Entre deux tunes de Vallières

Sur une lancée lyrique, j’ai eu envie de vous partager les paroles de fanfons (lire : chansons mais c’est plus drôle fanfons) qui font tripper mes oreilles et qui me tournent dans la tête pendant longtemps longtemps après l’écoute. La faute à Vincent Vallières qui joue continuellement dans l’auto et qui me fait fredonner toujours.

Je vous raconte, en fait : souvent, quand je me procure un nouveau disque, la première chose que je fais – après avoir retiré fébrilement de son enveloppe l’objet dans lequel se trouve la musique que j’attends, la musique que j’aime – c’est de capoter sur le feuillet. J’aime les albums dont la signature visuelle est déjà à elle-seule une micro-oeuvre le fun ; j’aime les photos-concept, les éléments graphiques ; j’aime m’attarder sur le choix des teintes, le format, la mise en page ; j’aime même lire les remerciements, écoute ! Faque, avant de mettre le disque dans le lecteur, je me prête au même rituel à chaque fois et je me tape chacun des textes un par un lentement. Je trouve que c’est un exercice intéressant, franchement, parce que, détachés de toutt’ son contexte mélodique, les paroles ont des répercussions différentes, elles se suffisent à elles seules ou se garochant dans tous les sens, elles transportent ailleurs parfois, parfois non, elles sont comme là, tout nues devant toi, dépouillées de l’emballage sonore et c’est différent, c’est différent la manière dont tu les perçois, alors, je trouve ça intéressant, oui.

Je vous dis pas de faire ça, c’était purement anecdotique (du divertissement de même) et suite à ce léger dérapage, revenons-en à nos paroles de tunes qui habitent la tête sporadiquement.

Je vous ai fait une sélection spontanée, no stress, pas de prise de tête de préférence de ça ou de ça, je sais pas si vous comprenez ?

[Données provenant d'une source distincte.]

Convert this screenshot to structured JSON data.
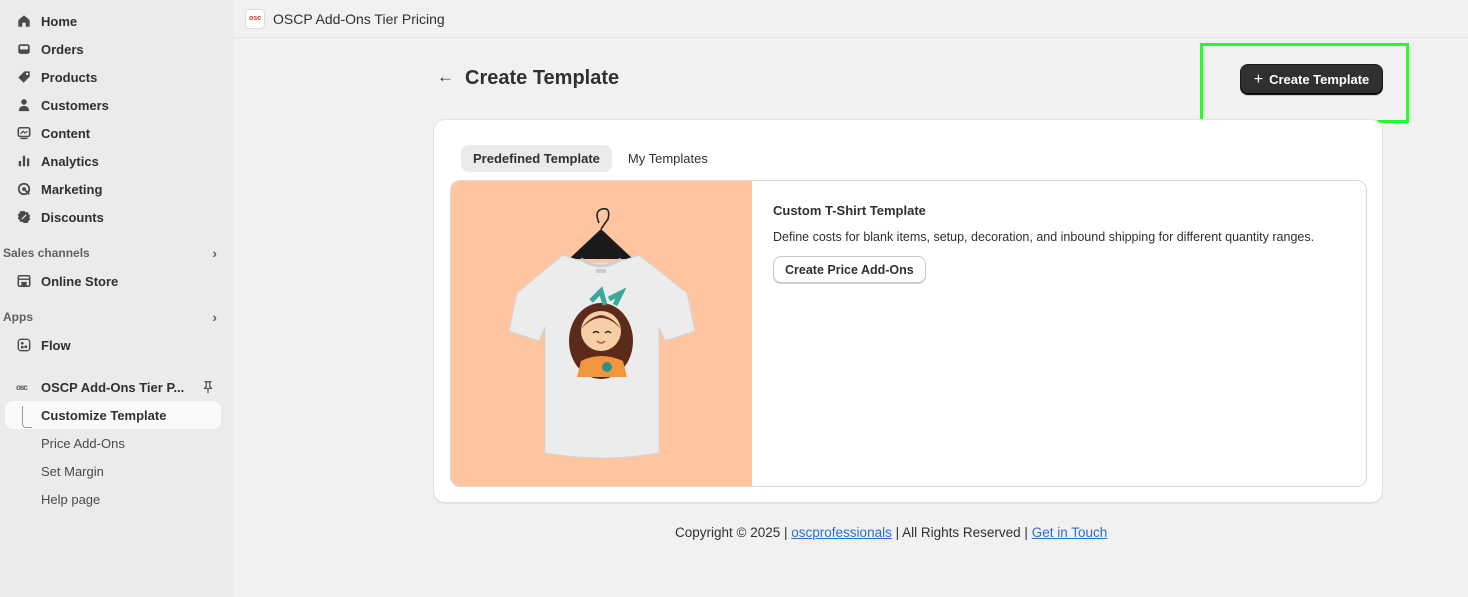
{
  "sidebar": {
    "items": [
      {
        "label": "Home",
        "icon": "home-icon"
      },
      {
        "label": "Orders",
        "icon": "orders-icon"
      },
      {
        "label": "Products",
        "icon": "tag-icon"
      },
      {
        "label": "Customers",
        "icon": "person-icon"
      },
      {
        "label": "Content",
        "icon": "content-icon"
      },
      {
        "label": "Analytics",
        "icon": "bar-chart-icon"
      },
      {
        "label": "Marketing",
        "icon": "marketing-icon"
      },
      {
        "label": "Discounts",
        "icon": "discount-icon"
      }
    ],
    "sales_channels_label": "Sales channels",
    "online_store_label": "Online Store",
    "apps_label": "Apps",
    "flow_label": "Flow",
    "app_name": "OSCP Add-Ons Tier P...",
    "app_logo_text": "osc",
    "sub_items": [
      "Customize Template",
      "Price Add-Ons",
      "Set Margin",
      "Help page"
    ]
  },
  "topbar": {
    "logo_text": "osc",
    "title": "OSCP Add-Ons Tier Pricing"
  },
  "page": {
    "back_icon": "arrow-left-icon",
    "title": "Create Template",
    "primary_button_label": "Create Template"
  },
  "card": {
    "tabs": [
      "Predefined Template",
      "My Templates"
    ],
    "template": {
      "title": "Custom T-Shirt Template",
      "description": "Define costs for blank items, setup, decoration, and inbound shipping for different quantity ranges.",
      "button_label": "Create Price Add-Ons",
      "image_bg": "#ffc4a0"
    }
  },
  "footer": {
    "copyright": "Copyright © 2025 |",
    "link1": "oscprofessionals",
    "separator": "| All Rights Reserved |",
    "link2": "Get in Touch"
  },
  "colors": {
    "primary_button": "#303030",
    "highlight": "#22ff22",
    "link": "#2c6ecb"
  }
}
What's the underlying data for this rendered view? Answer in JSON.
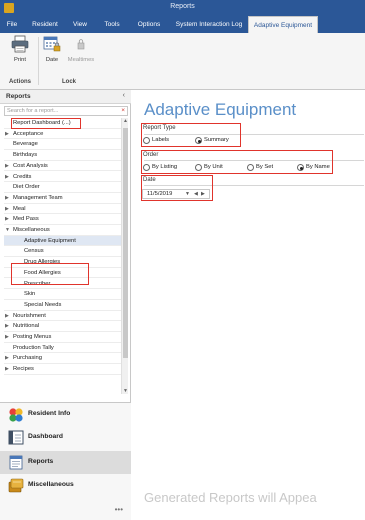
{
  "window": {
    "title": "Reports"
  },
  "ribbon_tabs": [
    "File",
    "Resident",
    "View",
    "Tools",
    "Options",
    "System Interaction Log",
    "Adaptive Equipment"
  ],
  "ribbon": {
    "print_label": "Print",
    "date_label": "Date",
    "mealtimes_label": "Mealtimes",
    "actions_group": "Actions",
    "lock_group": "Lock"
  },
  "reports_panel": {
    "title": "Reports",
    "collapse_glyph": "‹",
    "search_placeholder": "Search for a report...",
    "clear_glyph": "×",
    "items": [
      {
        "label": "Report Dashboard (...)",
        "expandable": false,
        "child": false
      },
      {
        "label": "Acceptance",
        "expandable": true,
        "child": false
      },
      {
        "label": "Beverage",
        "expandable": false,
        "child": false
      },
      {
        "label": "Birthdays",
        "expandable": false,
        "child": false
      },
      {
        "label": "Cost Analysis",
        "expandable": true,
        "child": false
      },
      {
        "label": "Credits",
        "expandable": true,
        "child": false
      },
      {
        "label": "Diet Order",
        "expandable": false,
        "child": false
      },
      {
        "label": "Management Team",
        "expandable": true,
        "child": false
      },
      {
        "label": "Meal",
        "expandable": true,
        "child": false
      },
      {
        "label": "Med Pass",
        "expandable": true,
        "child": false
      },
      {
        "label": "Miscellaneous",
        "expandable": true,
        "child": false,
        "expanded": true
      },
      {
        "label": "Adaptive Equipment",
        "expandable": false,
        "child": true,
        "selected": true
      },
      {
        "label": "Census",
        "expandable": false,
        "child": true
      },
      {
        "label": "Drug Allergies",
        "expandable": false,
        "child": true
      },
      {
        "label": "Food Allergies",
        "expandable": false,
        "child": true
      },
      {
        "label": "Prescriber",
        "expandable": false,
        "child": true
      },
      {
        "label": "Skin",
        "expandable": false,
        "child": true
      },
      {
        "label": "Special Needs",
        "expandable": false,
        "child": true
      },
      {
        "label": "Nourishment",
        "expandable": true,
        "child": false
      },
      {
        "label": "Nutritional",
        "expandable": true,
        "child": false
      },
      {
        "label": "Posting Menus",
        "expandable": true,
        "child": false
      },
      {
        "label": "Production Tally",
        "expandable": false,
        "child": false
      },
      {
        "label": "Purchasing",
        "expandable": true,
        "child": false
      },
      {
        "label": "Recipes",
        "expandable": true,
        "child": false
      }
    ]
  },
  "nav_pane": {
    "items": [
      {
        "label": "Resident Info",
        "icon": "resident-info-icon"
      },
      {
        "label": "Dashboard",
        "icon": "dashboard-icon"
      },
      {
        "label": "Reports",
        "icon": "reports-icon",
        "selected": true
      },
      {
        "label": "Miscellaneous",
        "icon": "miscellaneous-icon"
      }
    ],
    "more_glyph": "•••"
  },
  "main": {
    "title": "Adaptive Equipment",
    "report_type": {
      "label": "Report Type",
      "options": [
        "Labels",
        "Summary"
      ],
      "selected": "Summary"
    },
    "order": {
      "label": "Order",
      "options": [
        "By Listing",
        "By Unit",
        "By Set",
        "By Name"
      ],
      "selected": "By Name"
    },
    "date": {
      "label": "Date",
      "value": "11/5/2019"
    },
    "generated_text": "Generated Reports will Appea"
  },
  "colors": {
    "titlebar": "#2b5797",
    "accent_title": "#5a8fc8",
    "highlight_box": "#e0342c"
  }
}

Tous cas, c’est ben spontané.

Je me suis mise sous la main les plus récents albums qui se trouvent dans ma biblio-bordel-presque-organisé et j’ai pointé du doigt les textes qui s’aggripent encore et encore à mes parois cervicales. Voici donc un genre de Mixep up de tout ça :

Sûrement que j’me suis sauvé trop souvent
Sors-moi, du d’dans du vide juste pour un moment
Et on défonce le décor

Sur Tigre et Diesel de Galaxie : Piste 1

J’ai passé l’été le coeur

Sur la corde à linge

et la tête dans l’congélateur

Sur Variations fantômes de Philippe B : L’été 

C’était une fille plutôt jolie

On l’aurait vu danser nue toute la nuit

Selon les dires et les non dires

J’l’aurais aimé quelques fois dans son lit

Ben embêtée à l’idée de donner un titre d’album, y’en a pas encore ; du coup,

il fait pas vraiment partie de ma biblio mais il est carrément dans mes oreilles, ça, oui !

Donc, ça, c’était : Elle et lui, de David Giguère.

Dans l’entrée une musique

Un vieux Françoise Hardy

Au salon est le cercle que j’ai le mardi

Aux timides anonymes

Sur Le Clan des Miros, de Renan Luce : Aux Timides Anonymes 

L’amant lamentable
L’amant lamentable
Si seulement tu savais comme tu sais mal aimer
L’amant lamentable
L’amant lamentable
Si les autres savaient tu voudrais te cacher

De Grenadine, qui prépare un album pour 2012 : L’amant lamentable

La regarder la nuit
C’est comme dormir dans le désert
Dunes de sable clair
Sous un clair de lune étourdi

Le vrai bonheur de Karkwa, sur Les chemins de verre.

Le blizzard viendra te chercher

Mais entretemps savoure les derniers instants

Hanté par le passé,  le temps s’est ecoulé,

Dans 15 min de trop, nous sommes bien inspirés

Malajube, sur La Caverne : Blizzard

Il y a tout un cirque dans ma tête
Et sous ma peau des cracheurs de feu
Qui font la guerre à mon estomac
Et des amis je n’en ai pas

Peter Peter, éponyme : Tergiverse

La musique est trop forte, stupide et vindicative
Et je ne comprends pas ce que tu dis
C’est pourquoi je souris pendant que tu gueules
Pendant que tu gueules dans mes oreilles

Sur Cité d’Or, de Chinatown : T’apprendre à danser

Ya plus d’heure en ce moment
Je fais tout les temps
Entre moi et maintenant

Et puisque c’est à cause de lui dans ma tête cet article : Entre Partout et Nulle part,

de Vincent Vallières sur l’album Le monde tourne fort.